Iglesia Nuestra Señora de la Candeleria

On the main square – Plaza de la Independencia

If you look closely you can see that the letters are made from cactus wood
It could be that we even climb the Cerro del Sagrado Corazón de Jesús –







Seems that there’s a bridge gone missing…

Nobody around who we could ask what happened here…

The Bolivian Coat of Arms

Home country or Death – we will overcome
And, after returning to the hotel and doing some more work, we may still go out looking for a nice restaurant, spot a procession on the way, curiously follow the people to a church and attend a Bolivian service –



Little did we know that we would need all the blessings we could get the following day…
Thursday 11 September – Salta to Humahuaca, Argentina
After an opulent breakfast we leave the Hotel del Antiguo Convento and head for the bus terminal, passing the old convent itself.


The bus takes us north zigzagging through Güemes, Perico, San Salvador de Jujuy, Tilcara and, climbing gently from 1,190 to 3,240 metres above sea level, to Humahuaca, our destination today.
Some impressions from the road –



We still contemplate taking the train occasionally


In Jujuy we have to change buses – the one in front is probably better suited to cope with the altitude.
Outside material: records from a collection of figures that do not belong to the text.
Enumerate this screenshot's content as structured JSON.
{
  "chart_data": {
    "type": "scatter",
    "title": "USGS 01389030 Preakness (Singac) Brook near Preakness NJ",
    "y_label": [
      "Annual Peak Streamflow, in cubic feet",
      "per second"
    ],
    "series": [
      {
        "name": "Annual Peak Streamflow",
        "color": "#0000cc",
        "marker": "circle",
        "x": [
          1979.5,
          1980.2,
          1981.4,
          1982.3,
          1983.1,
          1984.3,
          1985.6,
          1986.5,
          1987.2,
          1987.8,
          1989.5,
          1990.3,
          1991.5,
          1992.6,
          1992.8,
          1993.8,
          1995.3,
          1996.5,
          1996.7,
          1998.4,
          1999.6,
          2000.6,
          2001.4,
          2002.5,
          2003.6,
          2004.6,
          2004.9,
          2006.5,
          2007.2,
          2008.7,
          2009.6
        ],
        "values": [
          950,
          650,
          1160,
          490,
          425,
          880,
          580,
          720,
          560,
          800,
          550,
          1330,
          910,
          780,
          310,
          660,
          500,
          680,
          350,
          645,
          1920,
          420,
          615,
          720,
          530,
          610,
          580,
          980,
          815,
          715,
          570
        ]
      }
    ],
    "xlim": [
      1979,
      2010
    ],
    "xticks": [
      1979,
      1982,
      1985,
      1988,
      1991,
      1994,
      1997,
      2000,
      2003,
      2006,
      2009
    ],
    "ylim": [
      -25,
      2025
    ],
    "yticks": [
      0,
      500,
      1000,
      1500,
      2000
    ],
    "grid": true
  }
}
As it is quite a logistical challenge to shift all passengers and their luggage we wonder why they didn’t use the newer model in the first place.






Mmm, it was probably a good idea to stick to the bus…

Welcome to Humahuaca
We find a nice little hotel in the middle of town –



– then we set out to explore the city, which has its own distinctive culture and where the heaviest fighting in the country during the Wars of Independence between 1814 a 1821 took place.

Monumento a los Héroes de la Independencia




Of course, such a special place is also quite touristy



The Town Hall


La Quebrada


The much contemplated railway…


In the evening we enjoy the regional cuisine: aubergine with goat’s cheese and a Quinoa casserole
Friday 12 September – Humahuaca to La Quiaca, Argentina, and on to Villazón and Tupiza, Bolivia

Breakfast is rather frugal – but typical for the region


The bus to La Quiaca, the most northerly town and starting point of the famous Ruta 40, leaves at 10.10 hrs – or 10.40, but we don’t really mind; we are on holiday.





And promptly, half a mile further down the road…

5121 kilometres to Ushuaia…
From the bus terminal it’s less than a kilometre to the border, so we cross La Quiaca on foot to see a bit more of the place.

Ok, we admit defeat – travelling by train is definitely not an option


Both Argentinean and Bolivian immigration offices are conveniently in the same building; we fill in the necessary formularios, get our stamps and walk over the Río La Quiaca into Villazón in Bolivia.



The Dakar Rally has been a huge event in Bolivia

We rest for a few minutes on the main square –

– find the only cash point in town relatively quickly (thanks to Open Street Map on my phone) and head for the bus terminal. We have just asked a local señora if we are in the right place – like in many towns, there are different terminals for local and national/international connections – when we are approached by another lady: Van a Tupiza? Great, that’s exactly our destination today!
We pay the stately amount of 15 Bolivianos (£1.34 / €1.69) for the 90-kilometre journey…

Our luggage is securely fastened on the roof rack

We sit right in the front next to our ‘chofer’…

… and enjoy splendid views


It seems that our chauffeur has spent a bit too much time watching Formula 1 but at least they have paved the road since I’ve last been here on my bike, and so we already arrive after 1.5 hours in Tupiza. One of the many demonstrations in Bolivia blocks the first bridge into town.

Fortunately the activists decide to abandon their protest and let us through. While I am dealing with our luggage, Johannes makes friends with the locals.


The Hotel Mitru, where I’ve stayed in 2010, is only a few streets away and we get an excellent spacious room on the first floor. And the receptionist, Edgar, even remembers me and gives us a good rate.


We feel quite tired from the journey and only leave our accommodation to have dinner at the Churrasqueria Moises – a huge mixed plate with beef filet, chops, chorizo, salad, potatoes and rice.

Tomorrow we will grant ourselves a rest day – Tupiza is such a lovely place.